Allele Mismatches & Strand Flips

[alkaZeltser]

Allele Matching

The first step in applying a PGS to genetic data is to match up the variant records between the PGS weight data and the genetic data (such as a VCF file). ApplyPolygenicScore does this by matching variant coordinates (chromosome and base pair). A common subsequent quality check is to verify whether the alleles associated with each variant also match between the two datasets. By convention, the expectation is that the effect allele from the PGS weight data should match the alternative (ALT) allele in the VCF record, and the other (non-effect) PGS weight allele should match the reference (REF) allele in the VCF record. For example, the ideal case is shown here:

other_allele (PGS)	effect_allele (PGS)	REF allele (VCF)	ALT allele (VCF)
A	C	A	C

Most of the time, these allele pairs will match up, but there are scenarios where that is not the case. A possible consequence of a mismatched set of alleles is an incorrect computation of the effect allele dosage, resulting in an incorrect final PGS sum.

Effect switch

The most common cause of an other/REF & effect/ALT allele mismatch is when the labeling of the effect allele breaks convention, assigning the effect weight to the REF allele instead.

other_allele (PGS)	effect_allele (PGS)	REF allele (VCF)	ALT allele (VCF)
A	C	C	A

The apply.polygenic.score function in our package does not assume that only the ALT allele can be an effect allele. A "risk" dosage for each variant is computed relative to the effect_allele as labeled in the PGS weight data, and no special action is required to correct for a potential effect label switch.

Strand flip

Another scenario results from a strand flip. "Strand" refers to the fact that the DNA molecule structure is composed of two strands. The base sequences along the two strands are each other's reverse complement. Bases on one strand are always paired with the same base on the reverse strand. These are the pairings:

Forward Strand Base	Reverse Strand Base
A	T
T	A
C	G
G	C

When variant calling or genotyping is performed, variants are called relative to a reference DNA sequence, and a decision must be made as to which of the two strands should be used as the reference. By convention, most modern studies call variants relative to the forward strand. However, early genotyping arrays would sometimes include probes for the reverse strand, often because of superior performance. If the PGS was developed on data that included a “flipped” variant site, but the VCF data is consistently called against the forward strand, the result is an allele mismatch:

other_allele (PGS)	effect_allele (PGS)	REF allele (VCF)	ALT allele (VCF)
A	C	T	G

This scenario is simple to check for and correct. If an allele mismatch is detected, all that is necessary is to flip one set of alleles to their opposites, and verify the match once more. If the flipped alleles now match between the two datasets, the strand flip has been resolved. ApplyPolygenicScore provides the assess.pgs.vcf.allele.match function which will perform a strand check and correctional flip for any two pairs of alleles. This same function is used internally by apply.polygenic.score to optionally perform the same action after the PGS/VCF merge step and before the dosage computation step.

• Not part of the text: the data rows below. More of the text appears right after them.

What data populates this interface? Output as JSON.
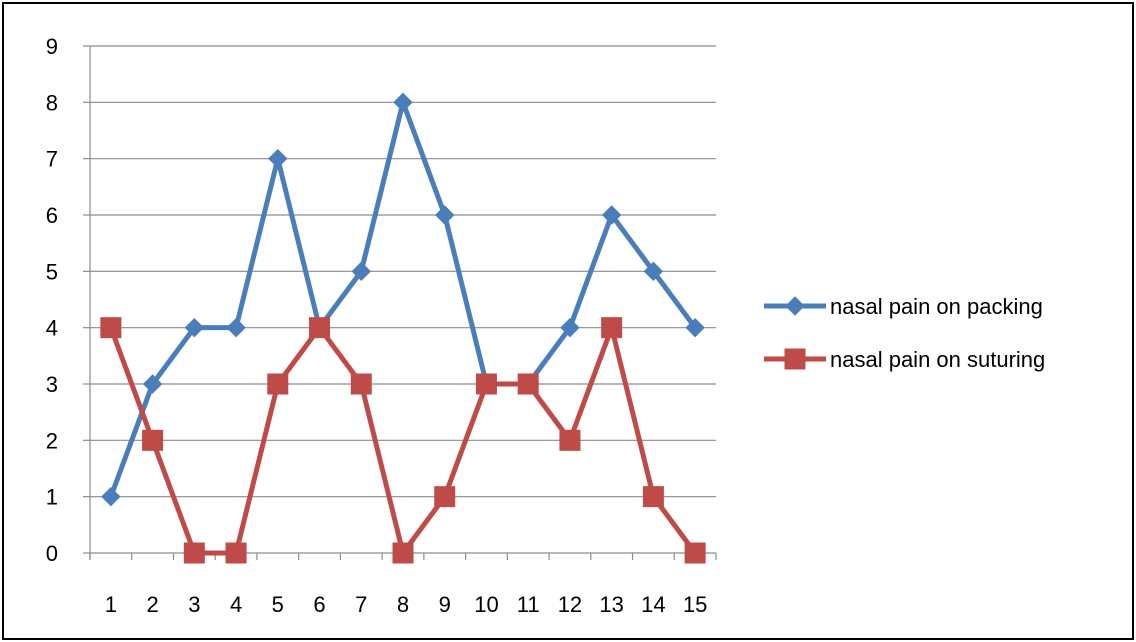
{
  "chart_data": {
    "type": "line",
    "title": "",
    "xlabel": "",
    "ylabel": "",
    "x": [
      1,
      2,
      3,
      4,
      5,
      6,
      7,
      8,
      9,
      10,
      11,
      12,
      13,
      14,
      15
    ],
    "ylim": [
      0,
      9
    ],
    "y_ticks": [
      0,
      1,
      2,
      3,
      4,
      5,
      6,
      7,
      8,
      9
    ],
    "grid": "horizontal",
    "legend_position": "right",
    "series": [
      {
        "name": "nasal pain on packing",
        "values": [
          1,
          3,
          4,
          4,
          7,
          4,
          5,
          8,
          6,
          3,
          3,
          4,
          6,
          5,
          4
        ],
        "color": "#4a7ebb",
        "marker": "diamond"
      },
      {
        "name": "nasal pain on suturing",
        "values": [
          4,
          2,
          0,
          0,
          3,
          4,
          3,
          0,
          1,
          3,
          3,
          2,
          4,
          1,
          0
        ],
        "color": "#be4b48",
        "marker": "square"
      }
    ]
  }
}
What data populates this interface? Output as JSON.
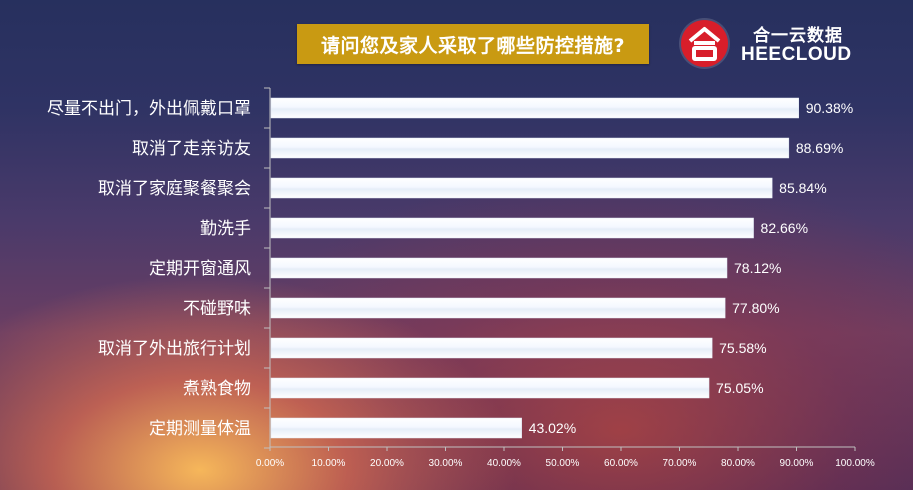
{
  "header": {
    "title": "请问您及家人采取了哪些防控措施?"
  },
  "logo": {
    "cn_name": "合一云数据",
    "en_name": "HEECLOUD"
  },
  "colors": {
    "title_bg": "#c99a12",
    "logo_red": "#d81e2a",
    "bar_fill": "#ffffff",
    "axis_line": "#c0c0c0"
  },
  "chart_data": {
    "type": "bar",
    "orientation": "horizontal",
    "title": "请问您及家人采取了哪些防控措施?",
    "categories": [
      "尽量不出门，外出佩戴口罩",
      "取消了走亲访友",
      "取消了家庭聚餐聚会",
      "勤洗手",
      "定期开窗通风",
      "不碰野味",
      "取消了外出旅行计划",
      "煮熟食物",
      "定期测量体温"
    ],
    "values": [
      90.38,
      88.69,
      85.84,
      82.66,
      78.12,
      77.8,
      75.58,
      75.05,
      43.02
    ],
    "value_labels": [
      "90.38%",
      "88.69%",
      "85.84%",
      "82.66%",
      "78.12%",
      "77.80%",
      "75.58%",
      "75.05%",
      "43.02%"
    ],
    "xlim": [
      0,
      100
    ],
    "x_ticks": [
      "0.00%",
      "10.00%",
      "20.00%",
      "30.00%",
      "40.00%",
      "50.00%",
      "60.00%",
      "70.00%",
      "80.00%",
      "90.00%",
      "100.00%"
    ],
    "xlabel": "",
    "ylabel": "",
    "grid": false,
    "legend": "none"
  }
}
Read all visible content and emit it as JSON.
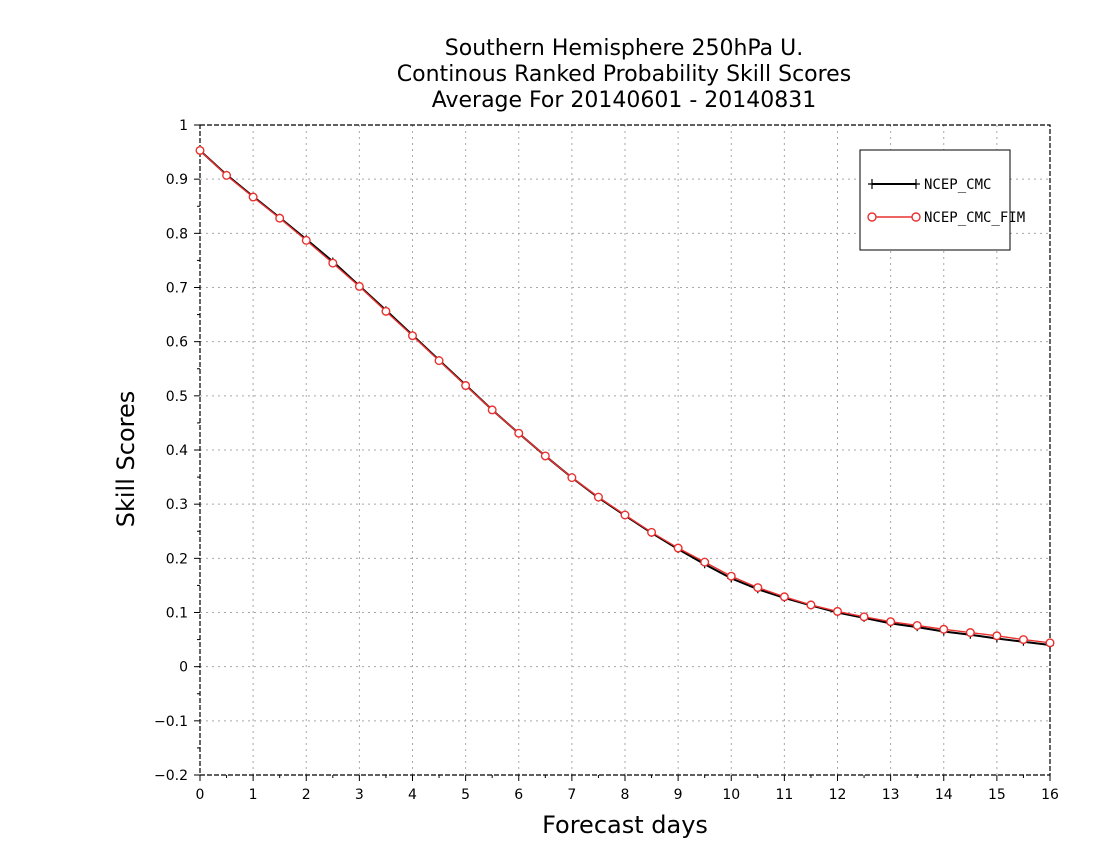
{
  "chart_data": {
    "type": "line",
    "title": [
      "Southern Hemisphere 250hPa U.",
      "Continous Ranked Probability Skill Scores",
      "Average For 20140601 - 20140831"
    ],
    "xlabel": "Forecast days",
    "ylabel": "Skill Scores",
    "xlim": [
      0,
      16
    ],
    "ylim": [
      -0.2,
      1
    ],
    "x_ticks": [
      "0",
      "1",
      "2",
      "3",
      "4",
      "5",
      "6",
      "7",
      "8",
      "9",
      "10",
      "11",
      "12",
      "13",
      "14",
      "15",
      "16"
    ],
    "y_ticks": [
      "-0.2",
      "-0.1",
      "0",
      "0.1",
      "0.2",
      "0.3",
      "0.4",
      "0.5",
      "0.6",
      "0.7",
      "0.8",
      "0.9",
      "1"
    ],
    "grid": true,
    "legend_position": "top-right",
    "x": [
      0,
      0.5,
      1,
      1.5,
      2,
      2.5,
      3,
      3.5,
      4,
      4.5,
      5,
      5.5,
      6,
      6.5,
      7,
      7.5,
      8,
      8.5,
      9,
      9.5,
      10,
      10.5,
      11,
      11.5,
      12,
      12.5,
      13,
      13.5,
      14,
      14.5,
      15,
      15.5,
      16
    ],
    "series": [
      {
        "name": "NCEP_CMC",
        "color": "#000000",
        "marker": "plus",
        "values": [
          0.953,
          0.908,
          0.868,
          0.829,
          0.789,
          0.748,
          0.703,
          0.658,
          0.612,
          0.566,
          0.52,
          0.474,
          0.431,
          0.389,
          0.349,
          0.312,
          0.279,
          0.247,
          0.217,
          0.189,
          0.163,
          0.143,
          0.127,
          0.113,
          0.1,
          0.09,
          0.08,
          0.073,
          0.065,
          0.059,
          0.052,
          0.046,
          0.04
        ]
      },
      {
        "name": "NCEP_CMC_FIM",
        "color": "#e8312f",
        "marker": "circle",
        "values": [
          0.953,
          0.907,
          0.867,
          0.828,
          0.787,
          0.745,
          0.702,
          0.656,
          0.611,
          0.565,
          0.519,
          0.474,
          0.431,
          0.389,
          0.349,
          0.313,
          0.28,
          0.248,
          0.219,
          0.193,
          0.167,
          0.146,
          0.129,
          0.114,
          0.102,
          0.092,
          0.083,
          0.076,
          0.069,
          0.063,
          0.057,
          0.05,
          0.044
        ]
      }
    ]
  }
}
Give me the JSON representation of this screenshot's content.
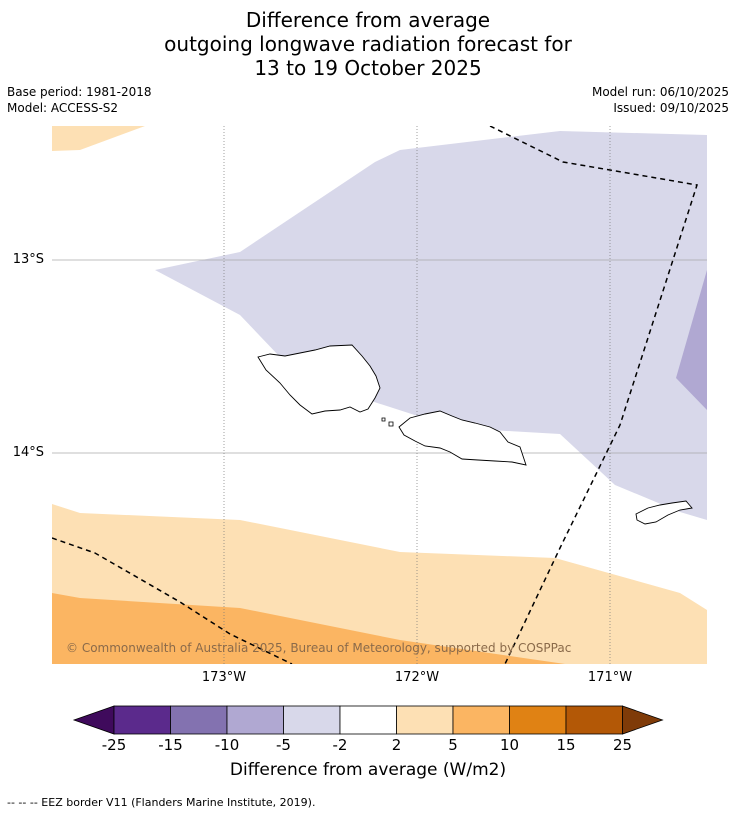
{
  "title": {
    "line1": "Difference from average",
    "line2": "outgoing longwave radiation forecast for",
    "line3": "13 to 19 October 2025"
  },
  "meta": {
    "base_period": "Base period: 1981-2018",
    "model": "Model: ACCESS-S2",
    "model_run": "Model run: 06/10/2025",
    "issued": "Issued: 09/10/2025"
  },
  "map": {
    "lat_labels": [
      "13°S",
      "14°S"
    ],
    "lon_labels": [
      "173°W",
      "172°W",
      "171°W"
    ],
    "copyright": "© Commonwealth of Australia 2025, Bureau of Meteorology, supported by COSPPac"
  },
  "colorbar": {
    "colors": [
      "#3f0a5c",
      "#5b2a8c",
      "#8372b0",
      "#b0a8d2",
      "#d8d8ea",
      "#ffffff",
      "#fde0b4",
      "#fbb562",
      "#e08214",
      "#b35806",
      "#7f3b08"
    ],
    "ticks": [
      "-25",
      "-15",
      "-10",
      "-5",
      "-2",
      "2",
      "5",
      "10",
      "15",
      "25"
    ],
    "label": "Difference from average (W/m2)"
  },
  "footnote": "--  --  -- EEZ border V11 (Flanders Marine Institute, 2019)."
}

There are several caveats to this strategy.

• Both the other_allele and effect_allele in the PGS weight data are required for a strand flip check. Unfortunately, the other allele is not always reported in PGS weight files, and is not a requirement of PGS Catalog submisisons.
• Some strand flips are impossible to distinguish from effect allele switches, resulting in an ambiguous allele match. This happens in palindromic allele scenarios, when the two alleles are also each other's reverse complements:

other_allele (PGS)	effect_allele (PGS)	REF allele (VCF)	ALT allele (VCF)
A	T	T	A

• The simple flip check is extremely difficult to implement with INDEL variants (not currently supported by assess.pgs.vcf.allele.match). This is because VCF convention reports INDEL alleles relative to a downstream base. Since the downstream direction will differ by DNA strand, it is impossible to recover some of the INDEL allele sequence for a proper comparison.

assess.pgs.vcf.allele.match and apply.polygenic.score cannot resolve these scenarios, but they do provide options for what to do with an ambiguous allele match: leave as is, or remove the variant from PGS application.